I wasn’t fazed. I wore my burgundy leather jacket that day and stocked up on Juicy Fruit in preparation for some emphatic gum-chewing. Those factors alone would surely be enough to add three years to my age. The danger as I saw it was not that I would be refused entry but that I might very well be mistaken for James Dean.

That wasn’t quite how it panned out. The woman at the ticket desk gave me the once over.

“He’s not 14,” she said.

“I know,” Dad replied. “So what?”

She broke the bad news while Dad took a step back from the counter. He sighed heavily, huffing and puffing and saying “Dear-oh-law” and “We drove all this way” and “Oh blimey”, which I knew was serious because in our family we didn’t say “blimey.” We said “blimus.” It was a Carry On Cleo joke.

My father is an East End geezer straight out of central casting: shaved head, rough edges, bags of front. The sort of firework you don’t want going off indoors. But I had seen him angry plenty of times and this wasn’t the real deal: it was surprise and inconvenience worked up artificially into a performance. Possibly he had in mind a lesson learned from Mel Brooks’s Hitchcock spoof High Anxiety, one of his favourite films. There’s a scene where Brooks and Madeline Kahn, finding themselves on the run from the police, try to sneak through customs disguised as an elderly kvetching couple. “If you’re loud and annoying,” Brooks tells Kahn, “psychologically people don’t notice you.” And he’s right. The demonstrative drunk on public transport is usually guaranteed a wealth of personal space and the pick of the best seats.

That must be why Dad caused enough of a fuss for the cashier to decide that it might just be easier to let us in.

“Go on,” she said with a wink. “But sit yourselves at the back, alright?”

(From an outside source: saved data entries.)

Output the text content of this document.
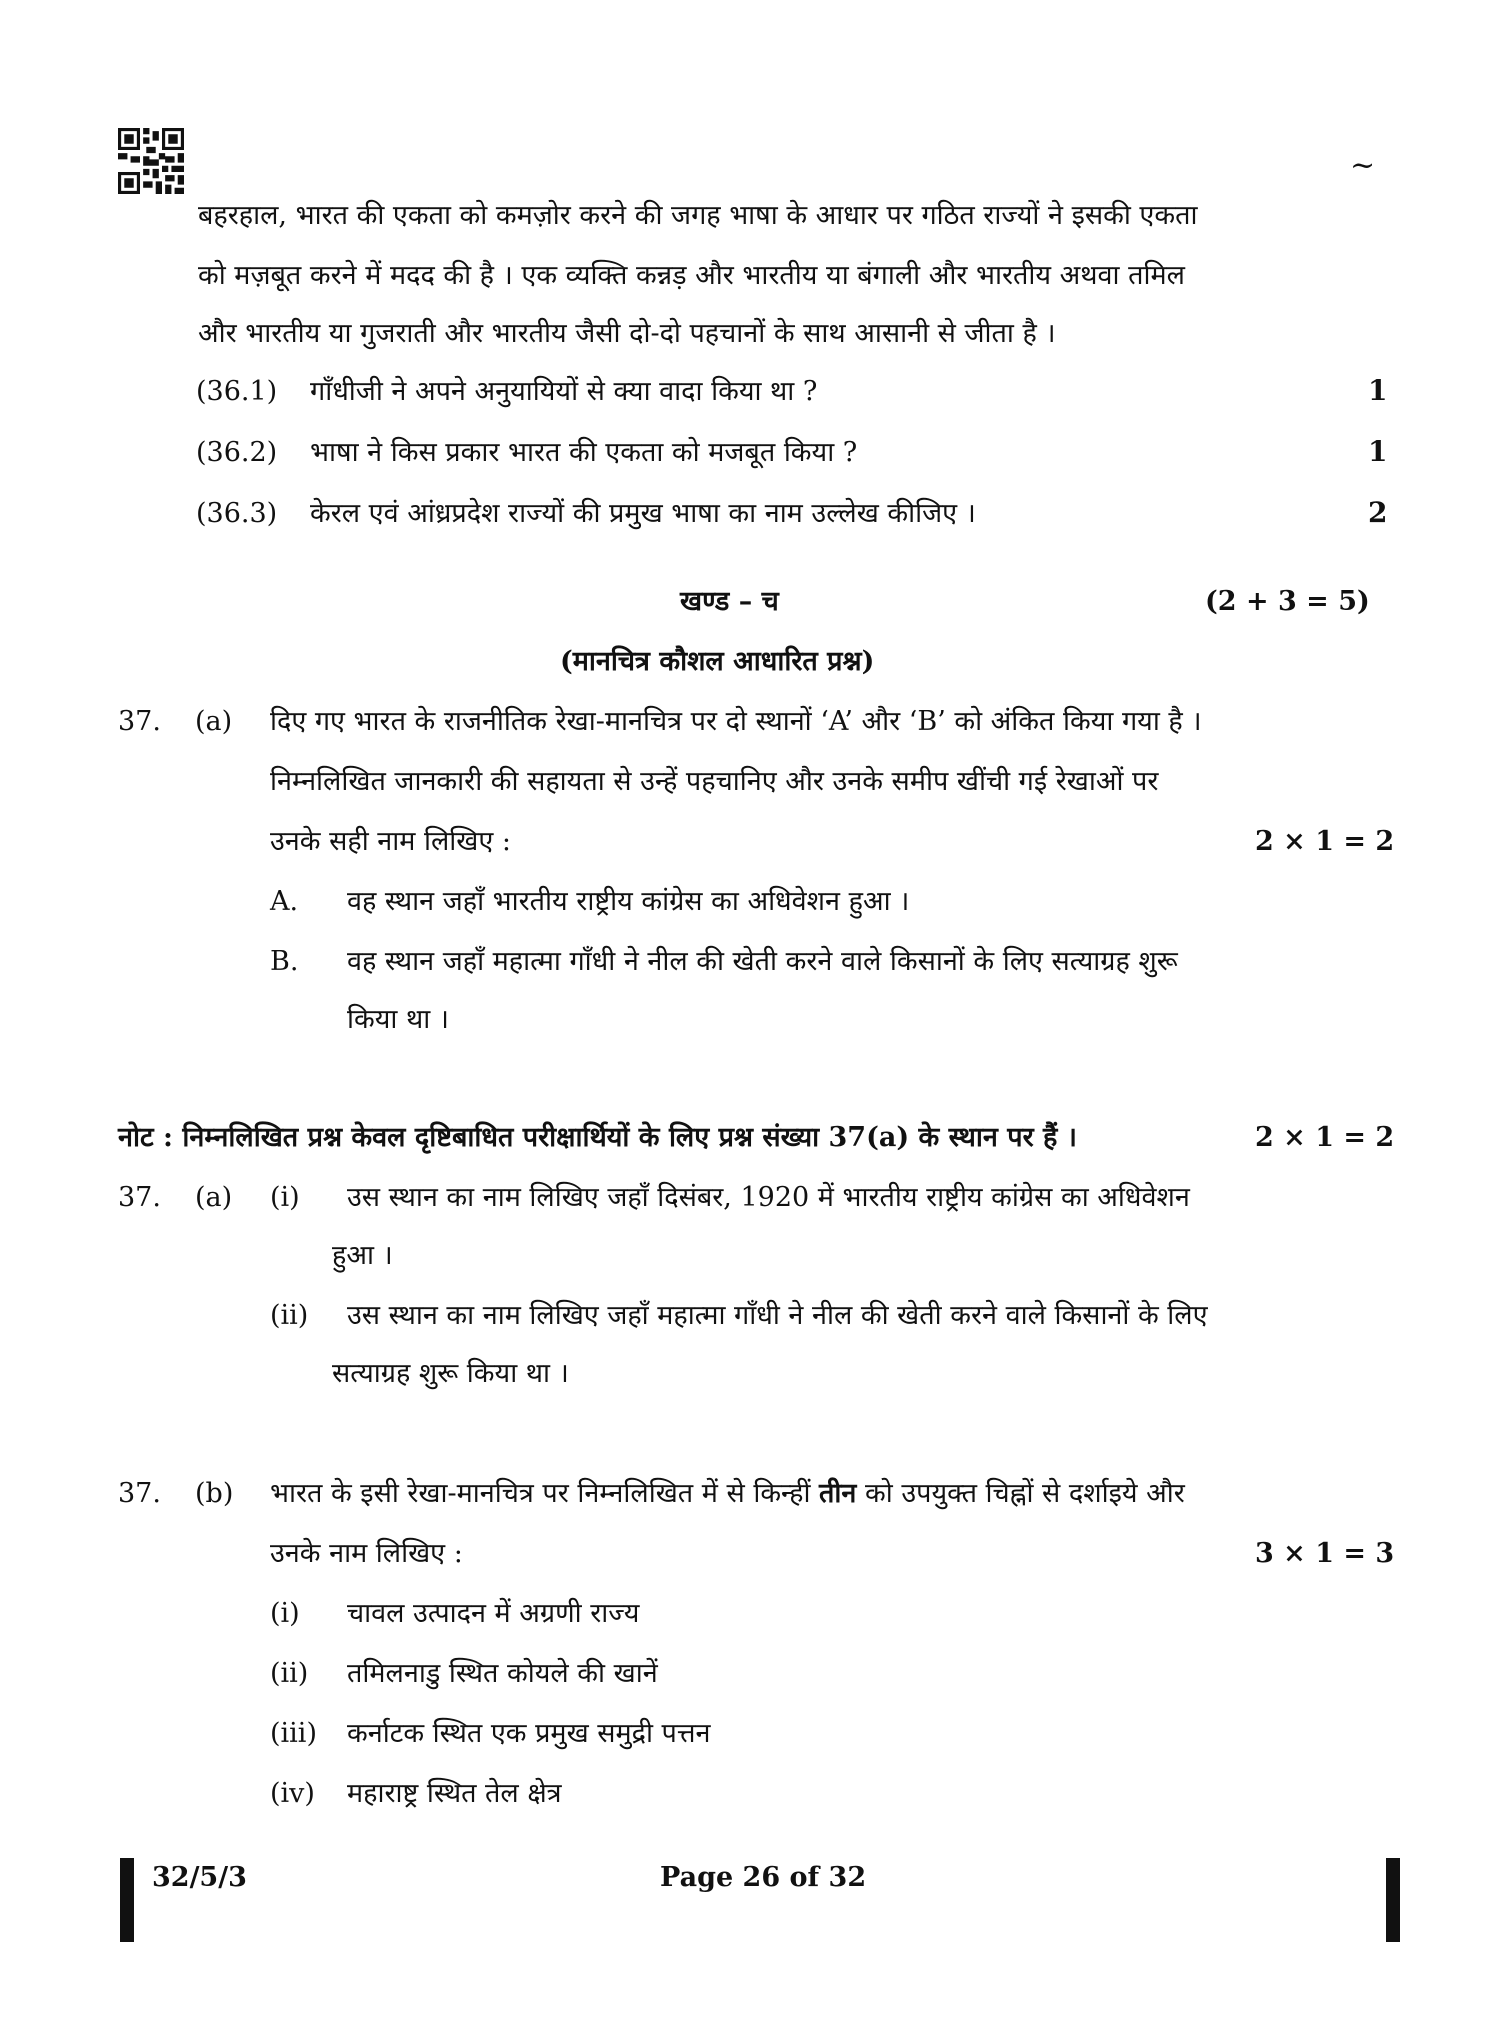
~
बहरहाल, भारत की एकता को कमज़ोर करने की जगह भाषा के आधार पर गठित राज्यों ने इसकी एकता
को मज़बूत करने में मदद की है । एक व्यक्ति कन्नड़ और भारतीय या बंगाली और भारतीय अथवा तमिल
और भारतीय या गुजराती और भारतीय जैसी दो-दो पहचानों के साथ आसानी से जीता है ।
(36.1) गाँधीजी ने अपने अनुयायियों से क्या वादा किया था ?	1
(36.2) भाषा ने किस प्रकार भारत की एकता को मजबूत किया ?	1
(36.3) केरल एवं आंध्रप्रदेश राज्यों की प्रमुख भाषा का नाम उल्लेख कीजिए ।	2
खण्ड – च	(2 + 3 = 5)
(मानचित्र कौशल आधारित प्रश्न)
37. (a) दिए गए भारत के राजनीतिक रेखा-मानचित्र पर दो स्थानों ‘A’ और ‘B’ को अंकित किया गया है ।
निम्नलिखित जानकारी की सहायता से उन्हें पहचानिए और उनके समीप खींची गई रेखाओं पर
उनके सही नाम लिखिए :	2 × 1 = 2
A. वह स्थान जहाँ भारतीय राष्ट्रीय कांग्रेस का अधिवेशन हुआ ।
B. वह स्थान जहाँ महात्मा गाँधी ने नील की खेती करने वाले किसानों के लिए सत्याग्रह शुरू
किया था ।
नोट : निम्नलिखित प्रश्न केवल दृष्टिबाधित परीक्षार्थियों के लिए प्रश्न संख्या 37(a) के स्थान पर हैं ।	2 × 1 = 2
37. (a) (i) उस स्थान का नाम लिखिए जहाँ दिसंबर, 1920 में भारतीय राष्ट्रीय कांग्रेस का अधिवेशन
हुआ ।
(ii) उस स्थान का नाम लिखिए जहाँ महात्मा गाँधी ने नील की खेती करने वाले किसानों के लिए
सत्याग्रह शुरू किया था ।
37. (b) भारत के इसी रेखा-मानचित्र पर निम्नलिखित में से किन्हीं तीन को उपयुक्त चिह्नों से दर्शाइये और
उनके नाम लिखिए :	3 × 1 = 3
(i) चावल उत्पादन में अग्रणी राज्य
(ii) तमिलनाडु स्थित कोयले की खानें
(iii) कर्नाटक स्थित एक प्रमुख समुद्री पत्तन
(iv) महाराष्ट्र स्थित तेल क्षेत्र
32/5/3	Page 26 of 32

As we crept into the dark, the short film before the main feature was just finishing – it was a documentary about the medicinal uses of snake venom – and Conan the Barbarian was up next. Basil Poledouris’s thunderous, stirring score boomed out of the crummy speakers in Screen Two and for the next couple of hours I was in a disbelieving trance. What do I remember of the film itself? Watching it again now, I can only say: pretty much everything. I can hum every note of that score. And the violence is branded on my memory, from the casually brutal killing of young Conan’s mother at the start of the movie – her severed head drops past the camera in a blur while the boy is still holding her hand – to the sight of Schwarzenegger punching a camel. (You will search in vain for a “no animals were harmed during the making of this film” disclaimer in the end credits.)

What I hadn’t minded at the time was John Milius’s laborious direction, or the plodding, meat-and-potatoes script that is credited to him and Oliver Stone. But then in many ways this is the archetypal adolescent-boy movie, from the epigram taken from Nietzsche to the lip-smacking shots of phallic symbols (swords, snakes, arrows). Their only rival for closeups is Schwarzenegger himself, who looks adorable despite the baby-oiled, bowling-ball biceps; I’m amazed to find that the schoolboy crush I had on him is revived today as I watch. There’s a giddy innocence in his eyes here that would calcify within the decade into a businessman’s shrewdness. He appears to be actively enjoying himself, which would be a difficult claim to make about Jingle All the Way.

The majestically feline, feminine aura of James Earl Jones, as the villain Thulsa Doom, is as intoxicating as ever. And how bizarre that during the climax he appoints himself Conan’s parent (“For who now is your father if not me?”) a mere two years after that same rumbling voice had made a not dissimilar announcement to Luke Skywalker in The Empire Strikes Back.

It had slipped my mind that the late Max von Sydow pops up as King Osric, exuding gravitas despite looking, in his fur-trimmed crown and robe, like a skid-row Santa. But I hadn’t forgotten all the flesh on display. So much naked flesh! I’d never seen anything like it. There’s even a full-blown orgy scene where, rather quaintly, the organisers have supplied an enormous cauldron of steaming pea soup. Has anyone ever fancied a bowl of soup after an evening of group sex? I can’t answer that. Nor can I explain how I survived the embarrassment of watching that orgy scene at the age of 11 with my dad sitting beside me. Blimus, indeed.